Il leone e il macellaio: il colonialismo italiano in Libia
di Monica Macchi
Tutti conoscono le atrocità del nazismo,
ma Il leone del Deserto
è la prima pellicola
sulle brutalità del regime mussoliniano
nelle colonie.
Moustapha Akkad, regista
“In nessun’altra colonia italiana
la repressione ha assunto,
come in Cirenaica,
i caratteri e le dimensioni di un autentico genocidio
Angelo Del Boca, storico
L’Italia repubblicana non ha mai realmente fatto i conti con l’avventura coloniale fascista: resiste ancora il mito degli “italiani brava gente”: una visione romantica, mitica e auto-assolutoria secondo la quale il colonialismo italiano “usa la vanga e non il fucile” ed il soldato italiano è un homo novus generoso e tollerante di fede cattolica e dottrina fascista. L’impresa libica in particolare, è stata celebrata come un “atto di civilizzazione” per lo sviluppo di una nazione arretrata, con un’economia basata su una agricoltura primitiva ed una pastorizia povera. In realtà Graziani, che si è già guadagnato il soprannome di “macellaio del Fezzan”, organizza una serie di operazioni tese al “distacco territoriale tra ribelli e popolazione” trasferendo l’intera popolazione del Gebel Akhdar e della Marmarica verso la costa perchè “i beduini muoiono se rinchiusi”. Il risultato: 40mila prigionieri morti durante le marce di trasferimento, per le pessime condizioni sanitario-igieniche dei campi (per i 33mila reclusi nei lager di Soluch e di Sidi Ahmed el-Magrun c’era un solo medico), le epidemie di tifo e dissenteria, la scarsa e cattiva alimentazione, le violenze compiute dai guardiani e le esecuzioni sommarie per chi tentava la fuga. Il 15 settembre Omar al Mukhtar, capo della resistenza, con un processo farsa (il suo difensore d’ufficio, il capitano Roberto Lontano, è arrestato per aver interpretato troppo scrupolosamente il suo ruolo “travalicando il suo compito”…), viene accusato “di alto tradimento per aver capeggiato la resistenza contro il legittimo governo del suo Paese: l’Impero italiano” e condannato a morte.
C’è un film pluripremiato ma semisconosciuto in Italia che tratta del colonialismo italiano in Libia: “Il leone del deserto” una mega-produzione da 35 milioni di dollari che dura 3 ore e mezzo con attori del calibro di Antony Queen, Irene Papas, Gastone Moschin, Road Stieger e Oliver Read.
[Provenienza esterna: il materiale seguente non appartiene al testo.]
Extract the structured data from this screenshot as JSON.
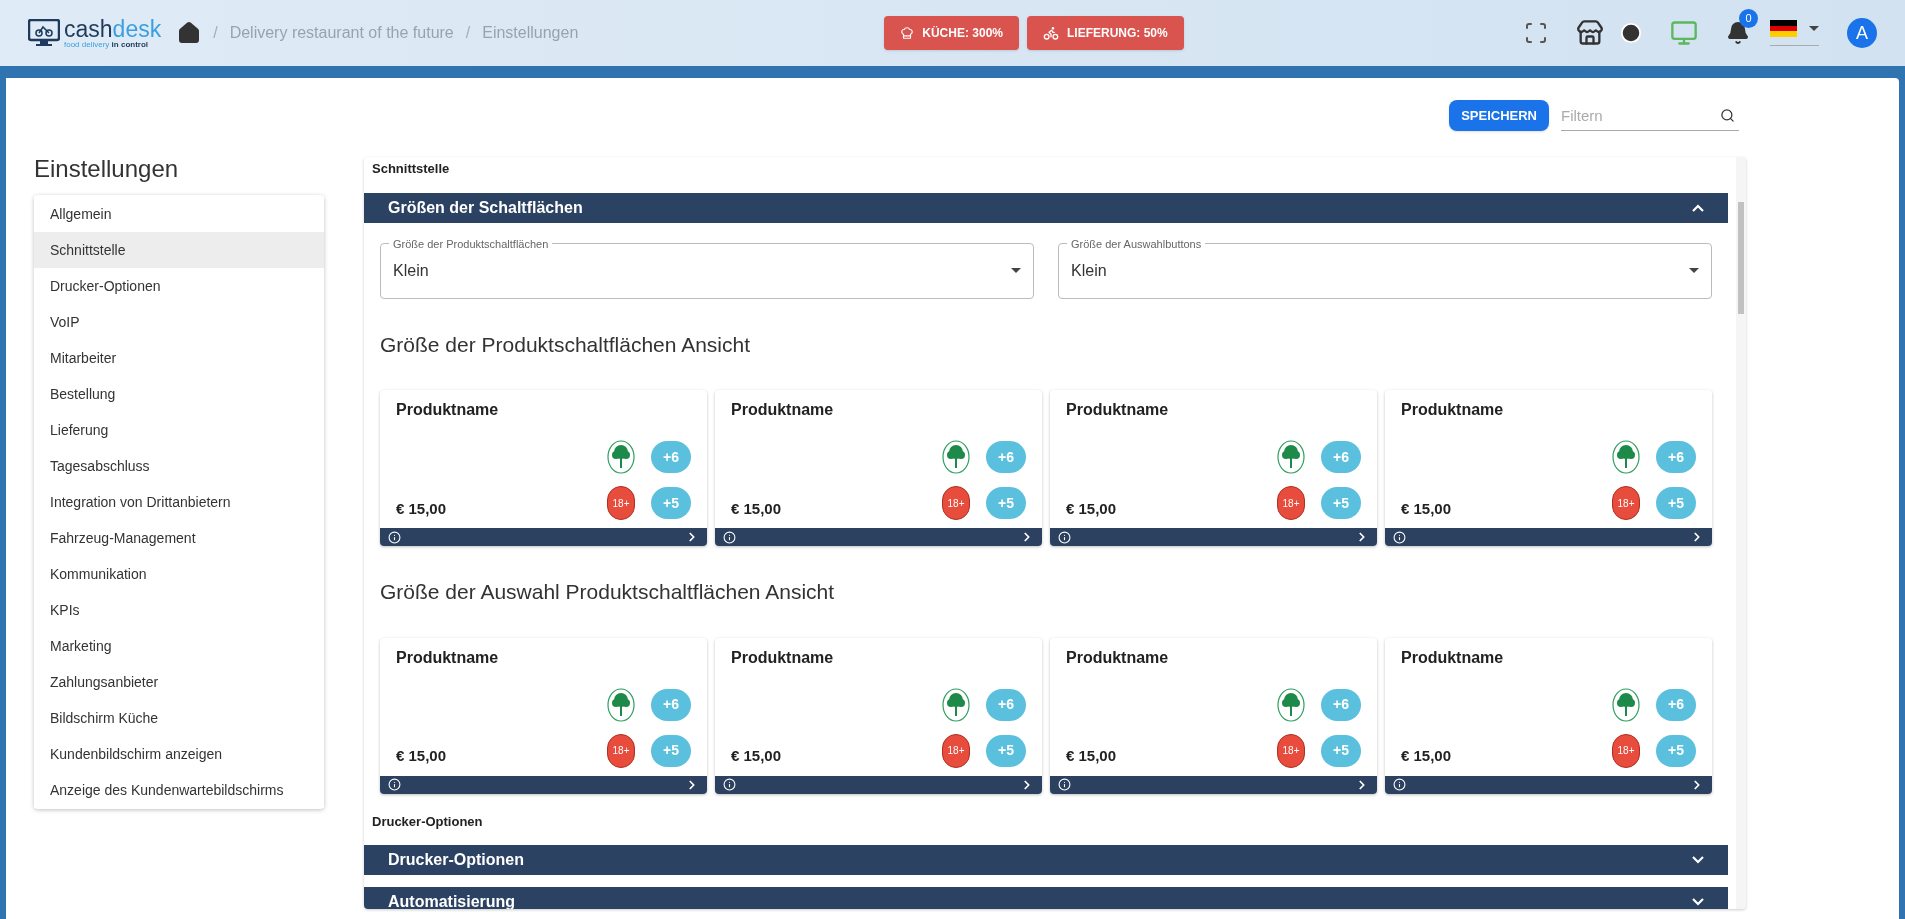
{
  "header": {
    "logo": {
      "word_1": "cash",
      "word_2": "desk",
      "tagline_1": "food delivery",
      "tagline_2": "in control"
    },
    "breadcrumbs": [
      {
        "separator": "/",
        "label": "Delivery restaurant of the future"
      },
      {
        "separator": "/",
        "label": "Einstellungen"
      }
    ],
    "status_buttons": [
      {
        "kind": "kitchen",
        "label": "KÜCHE: 300%"
      },
      {
        "kind": "delivery",
        "label": "LIEFERUNG: 50%"
      }
    ],
    "notifications": "0",
    "avatar": "A"
  },
  "toolbar": {
    "save": "SPEICHERN",
    "filter": {
      "placeholder": "Filtern"
    }
  },
  "sidebar": {
    "title": "Einstellungen",
    "items": [
      {
        "label": "Allgemein",
        "selected": false
      },
      {
        "label": "Schnittstelle",
        "selected": true
      },
      {
        "label": "Drucker-Optionen",
        "selected": false
      },
      {
        "label": "VoIP",
        "selected": false
      },
      {
        "label": "Mitarbeiter",
        "selected": false
      },
      {
        "label": "Bestellung",
        "selected": false
      },
      {
        "label": "Lieferung",
        "selected": false
      },
      {
        "label": "Tagesabschluss",
        "selected": false
      },
      {
        "label": "Integration von Drittanbietern",
        "selected": false
      },
      {
        "label": "Fahrzeug-Management",
        "selected": false
      },
      {
        "label": "Kommunikation",
        "selected": false
      },
      {
        "label": "KPIs",
        "selected": false
      },
      {
        "label": "Marketing",
        "selected": false
      },
      {
        "label": "Zahlungsanbieter",
        "selected": false
      },
      {
        "label": "Bildschirm Küche",
        "selected": false
      },
      {
        "label": "Kundenbildschirm anzeigen",
        "selected": false
      },
      {
        "label": "Anzeige des Kundenwartebildschirms",
        "selected": false
      }
    ]
  },
  "sections": [
    {
      "label": "Schnittstelle",
      "panels": [
        {
          "title": "Größen der Schaltflächen",
          "expanded": true,
          "selects": [
            {
              "label": "Größe der Produktschaltflächen",
              "value": "Klein"
            },
            {
              "label": "Größe der Auswahlbuttons",
              "value": "Klein"
            }
          ],
          "previews": [
            {
              "title": "Größe der Produktschaltflächen Ansicht",
              "cards": [
                {
                  "name": "Produktname",
                  "price": "€ 15,00",
                  "age": "18+",
                  "count_1": "+6",
                  "count_2": "+5"
                },
                {
                  "name": "Produktname",
                  "price": "€ 15,00",
                  "age": "18+",
                  "count_1": "+6",
                  "count_2": "+5"
                },
                {
                  "name": "Produktname",
                  "price": "€ 15,00",
                  "age": "18+",
                  "count_1": "+6",
                  "count_2": "+5"
                },
                {
                  "name": "Produktname",
                  "price": "€ 15,00",
                  "age": "18+",
                  "count_1": "+6",
                  "count_2": "+5"
                }
              ]
            },
            {
              "title": "Größe der Auswahl Produktschaltflächen Ansicht",
              "cards": [
                {
                  "name": "Produktname",
                  "price": "€ 15,00",
                  "age": "18+",
                  "count_1": "+6",
                  "count_2": "+5"
                },
                {
                  "name": "Produktname",
                  "price": "€ 15,00",
                  "age": "18+",
                  "count_1": "+6",
                  "count_2": "+5"
                },
                {
                  "name": "Produktname",
                  "price": "€ 15,00",
                  "age": "18+",
                  "count_1": "+6",
                  "count_2": "+5"
                },
                {
                  "name": "Produktname",
                  "price": "€ 15,00",
                  "age": "18+",
                  "count_1": "+6",
                  "count_2": "+5"
                }
              ]
            }
          ]
        }
      ]
    },
    {
      "label": "Drucker-Optionen",
      "panels": [
        {
          "title": "Drucker-Optionen",
          "expanded": false
        },
        {
          "title": "Automatisierung",
          "expanded": false
        }
      ]
    }
  ]
}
Trasmesso una sola volta in tv come omaggio di Berlusconi a Gheddafi, ha subìto per anni un vero e proprio ostracismo: interrogazioni parlamentari; accuse di “ledere la dignità nazionale italiana”, di “danneggiare l’onore dell’esercito”, di “vilipendio alle Forze Armate”, di “avere un’impostazione anti-italiana di tipo politico propagandistico, che vorrebbe ribaltare attraverso una pellicola cinematografica il giudizio sul soldato italiano che è invece ormai storicamente definito” e addirittura blitz della Digos per sequestrare la pellicola e impedirne la proiezione. In realtà in una delle scene iniziali, durante il ricevimento per l’arrivo di Graziani a Bengasi, alla presenza del re e di numerosi cardinali, si assiste a una piena ammissione sull’uso di armi non convenzionali da parte italiana: “…se l’Italia sapesse cosa facciamo… stiamo violando la convenzione di Ginevra”. Ebbene nel febbraio 1996, al termine di una lunga disputa tra Angelo Del Boca e Indro Montanelli, il ministro della Difesa dell’allora governo Dini, il generale Domenico Corcione, è intervenuto in Parlamento per confermare ufficialmente ciò che sosteneva Del Boca, sancendo una verità storica fino ad allora negata: truppe italiane in Africa hanno utilizzato, in particolare durante la campagna d’Etiopia, autoblindo, carri armati e aerei per il bombardamento delle oasi con armi chimiche, in particolare fosgene e iprite, un potente agente chimico basato sulla reazione tra etilene e cloruro di zolfo.